# Lucid Dreaming > Attaining Lucidity > Dream Signs and Recall >  >  Dream recall

## Mate122

problem is,i cant remember anything from my dreams.is there a way to fix this.
dont tell me to have dream journal.what would i write in it when i cant
remember anything.

----------


## JPDreeamnz

Hey mate it isn't broken hahaha (sorry, i have a problem with jokes - -')
You found here a "Don't remember my dreams" friend and i'm having great improvements on dream recall in the past month  ::D: 

i've "fixed" it with MILD, i know that mnemonic technique is used to induce your awareness and question of reality, but my dream recall was just as bad as my face a month ago  ::disconcerted:: 

I started saying to me on my weaking life "You will start to remember your dreams, i will start to remember my dreams". In the beginning, of course, i didn't remember nothing but past 1 week i remembered my first dream in ages. now is improving and improving to the point that i can remember having more than one dream in a night and i'm recalling at least one dream every night.
The are people on the forum who recall 4-6 dream in a night, for me is a control to archieve but i already been lucid with my actual recall so i got that goin' for me, which is nice!

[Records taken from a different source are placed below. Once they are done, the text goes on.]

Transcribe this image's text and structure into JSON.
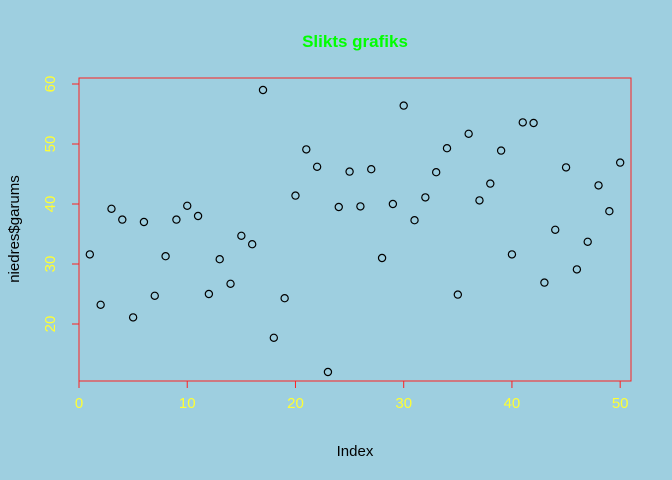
{
  "chart_data": {
    "type": "scatter",
    "title": "Slikts grafiks",
    "xlabel": "Index",
    "ylabel": "niedres$garums",
    "xlim": [
      0,
      51
    ],
    "ylim": [
      10.5,
      61
    ],
    "x_ticks": [
      0,
      10,
      20,
      30,
      40,
      50
    ],
    "y_ticks": [
      20,
      30,
      40,
      50,
      60
    ],
    "grid": false,
    "colors": {
      "background": "#9ecfe0",
      "title": "#00ff00",
      "box": "#ff2020",
      "ticks": "#ffff33",
      "points": "#000000",
      "labels": "#000000"
    },
    "x": [
      1,
      2,
      3,
      4,
      5,
      6,
      7,
      8,
      9,
      10,
      11,
      12,
      13,
      14,
      15,
      16,
      17,
      18,
      19,
      20,
      21,
      22,
      23,
      24,
      25,
      26,
      27,
      28,
      29,
      30,
      31,
      32,
      33,
      34,
      35,
      36,
      37,
      38,
      39,
      40,
      41,
      42,
      43,
      44,
      45,
      46,
      47,
      48,
      49,
      50
    ],
    "y": [
      31.6,
      23.2,
      39.2,
      37.4,
      21.1,
      37.0,
      24.7,
      31.3,
      37.4,
      39.7,
      38.0,
      25.0,
      30.8,
      26.7,
      34.7,
      33.3,
      59.0,
      17.7,
      24.3,
      41.4,
      49.1,
      46.2,
      12.0,
      39.5,
      45.4,
      39.6,
      45.8,
      31.0,
      40.0,
      56.4,
      37.3,
      41.1,
      45.3,
      49.3,
      24.9,
      51.7,
      40.6,
      43.4,
      48.9,
      31.6,
      53.6,
      53.5,
      26.9,
      35.7,
      46.1,
      29.1,
      33.7,
      43.1,
      38.8,
      46.9
    ]
  }
}
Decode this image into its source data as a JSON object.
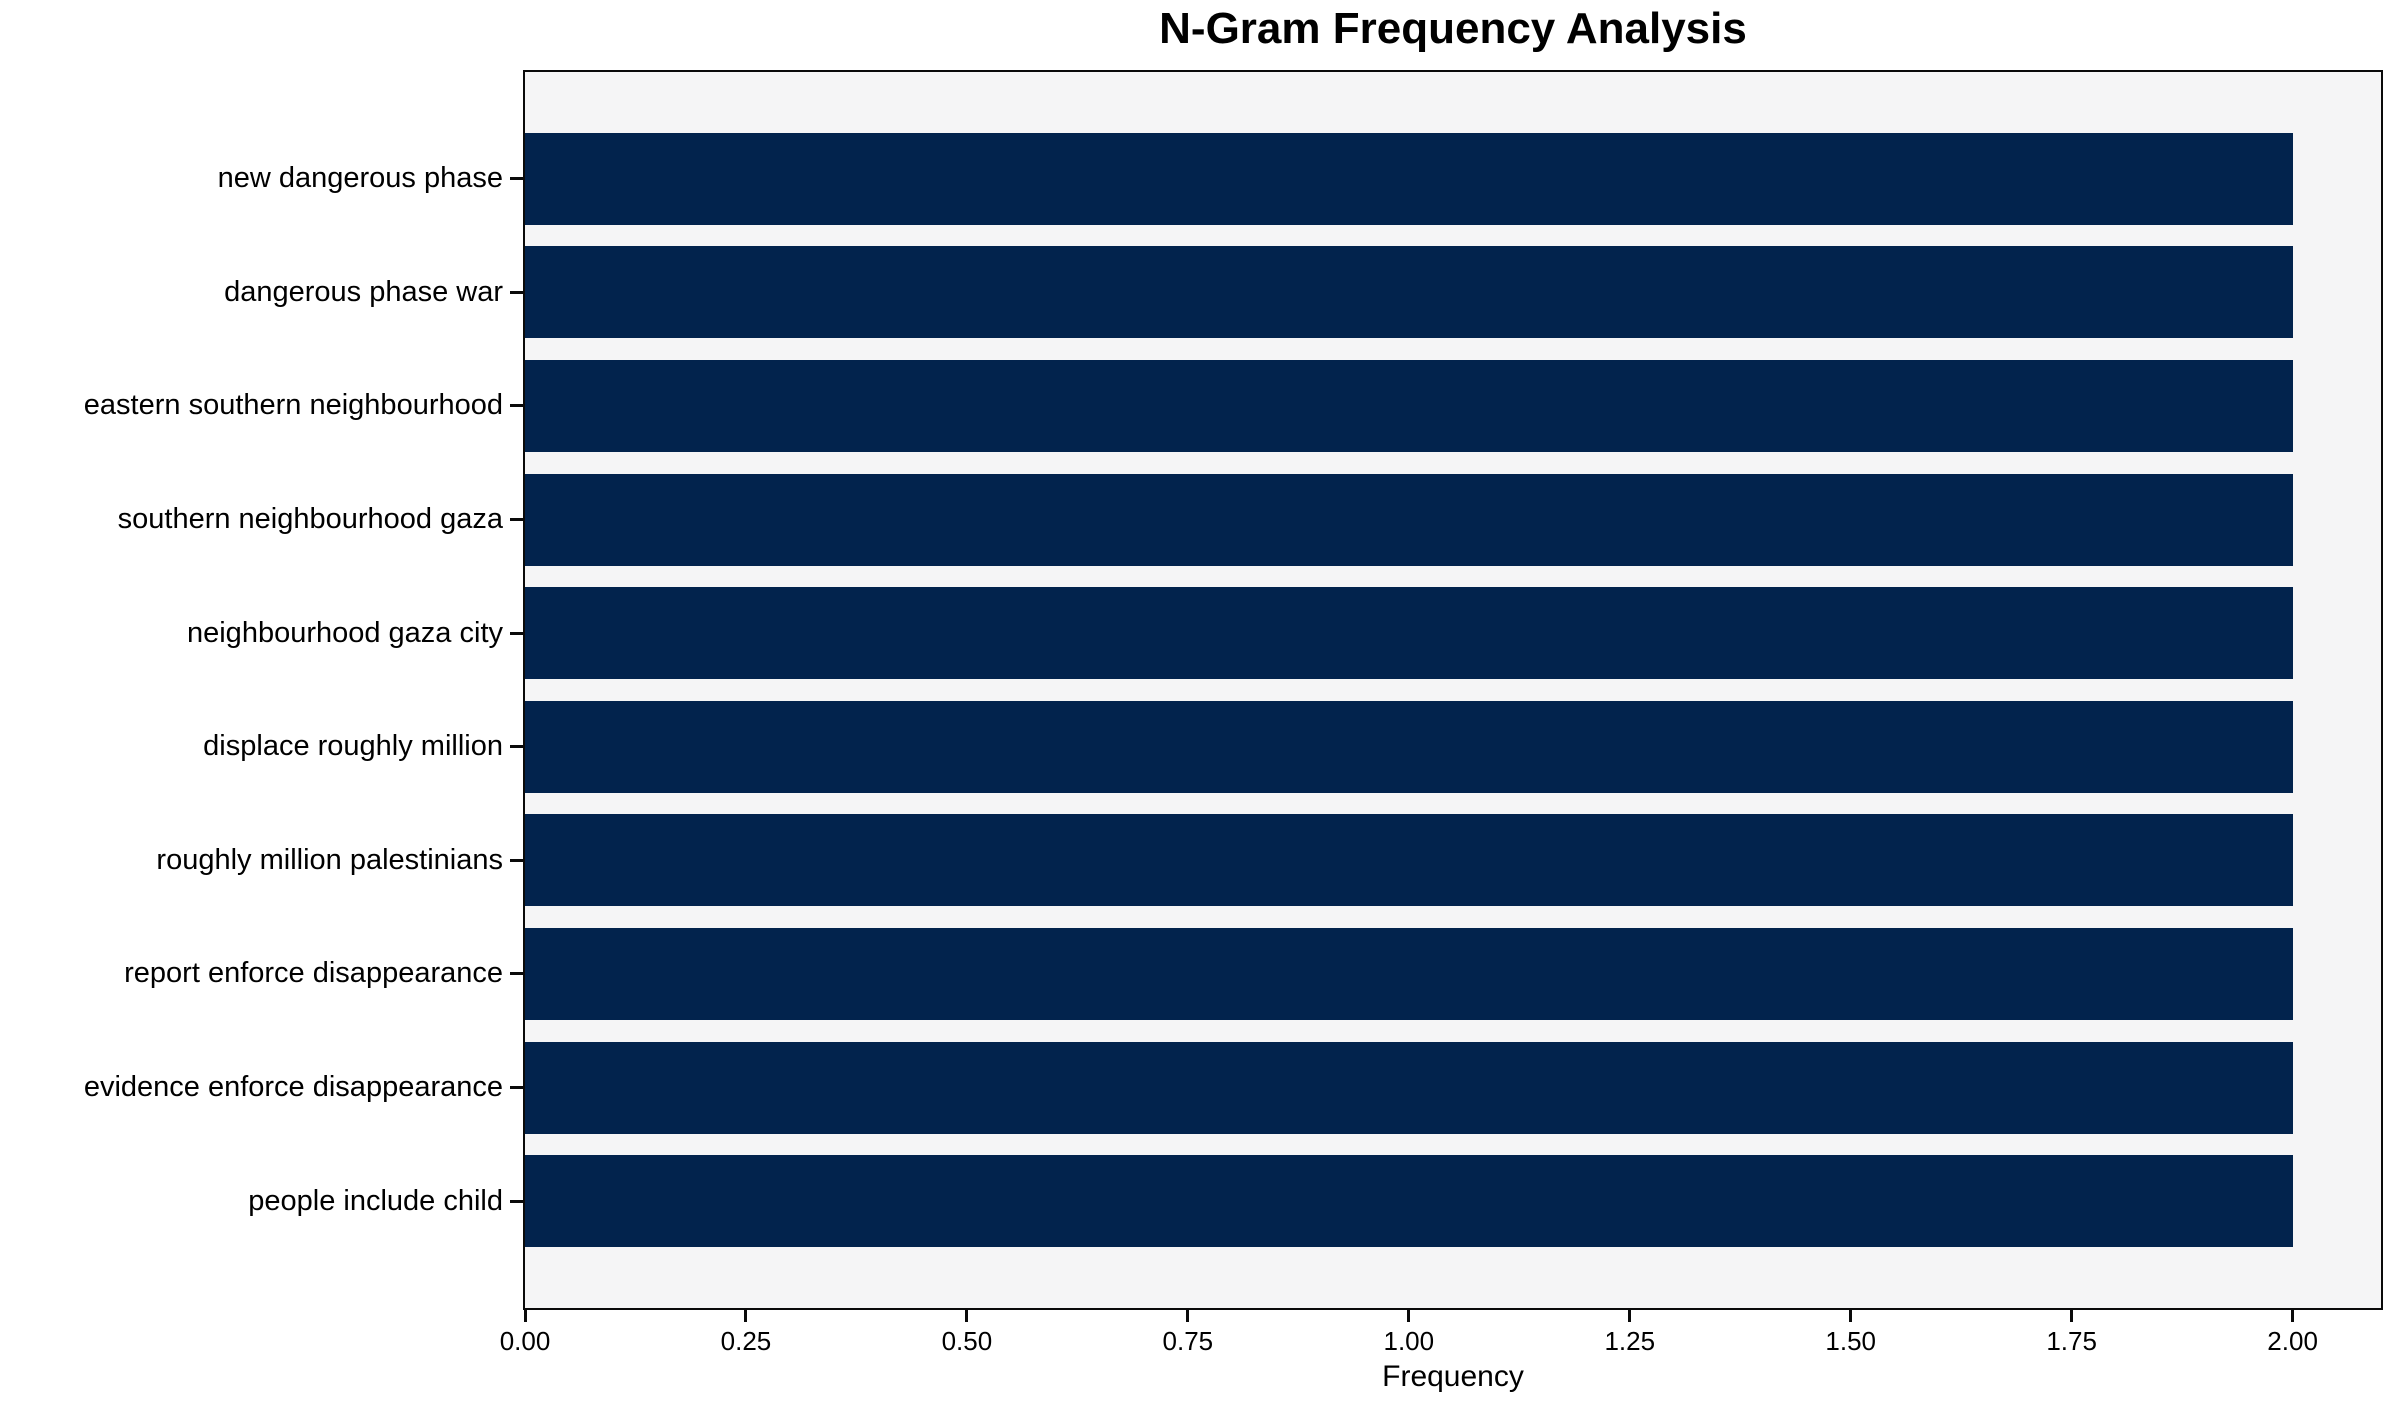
{
  "chart_data": {
    "type": "bar",
    "orientation": "horizontal",
    "title": "N-Gram Frequency Analysis",
    "xlabel": "Frequency",
    "ylabel": "",
    "categories": [
      "new dangerous phase",
      "dangerous phase war",
      "eastern southern neighbourhood",
      "southern neighbourhood gaza",
      "neighbourhood gaza city",
      "displace roughly million",
      "roughly million palestinians",
      "report enforce disappearance",
      "evidence enforce disappearance",
      "people include child"
    ],
    "values": [
      2,
      2,
      2,
      2,
      2,
      2,
      2,
      2,
      2,
      2
    ],
    "xlim": [
      0,
      2.1
    ],
    "xtick_values": [
      0,
      0.25,
      0.5,
      0.75,
      1.0,
      1.25,
      1.5,
      1.75,
      2.0
    ],
    "xticks": [
      "0.00",
      "0.25",
      "0.50",
      "0.75",
      "1.00",
      "1.25",
      "1.50",
      "1.75",
      "2.00"
    ],
    "grid": false,
    "legend_position": "none",
    "bar_color": "#02234d",
    "plot_background": "#f5f5f6",
    "figure_background": "#ffffff",
    "spine_color": "#0a0a0a"
  }
}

Edit: Before sleep you'll need to say/think that too, maybe more than on weaking life. Instead on counting sheeps, count dreams to recall hahaha

Ahh, and don't forget to keep the journal because on the morning you remember your "first dream" you'll have to record it and keep reading your past dreams to bring closure to your dream world.

i hope it will help you, remember that results come with patience and effort.

Sweet Dreams  :;-):

----------


## Icyice

I find that implementing WBTBs and waking up naturally greatly help recall, if you find that of any help.

Naturally, also try to wake during REM sleep, though I think that's a given.  :smiley:

----------


## priceleecushing

How about a digital voice recorder? It is faster than writing, and you can try to recall as much as possible while you're starting to forget. This helped me, when writing down dreams wasn't working for me.

----------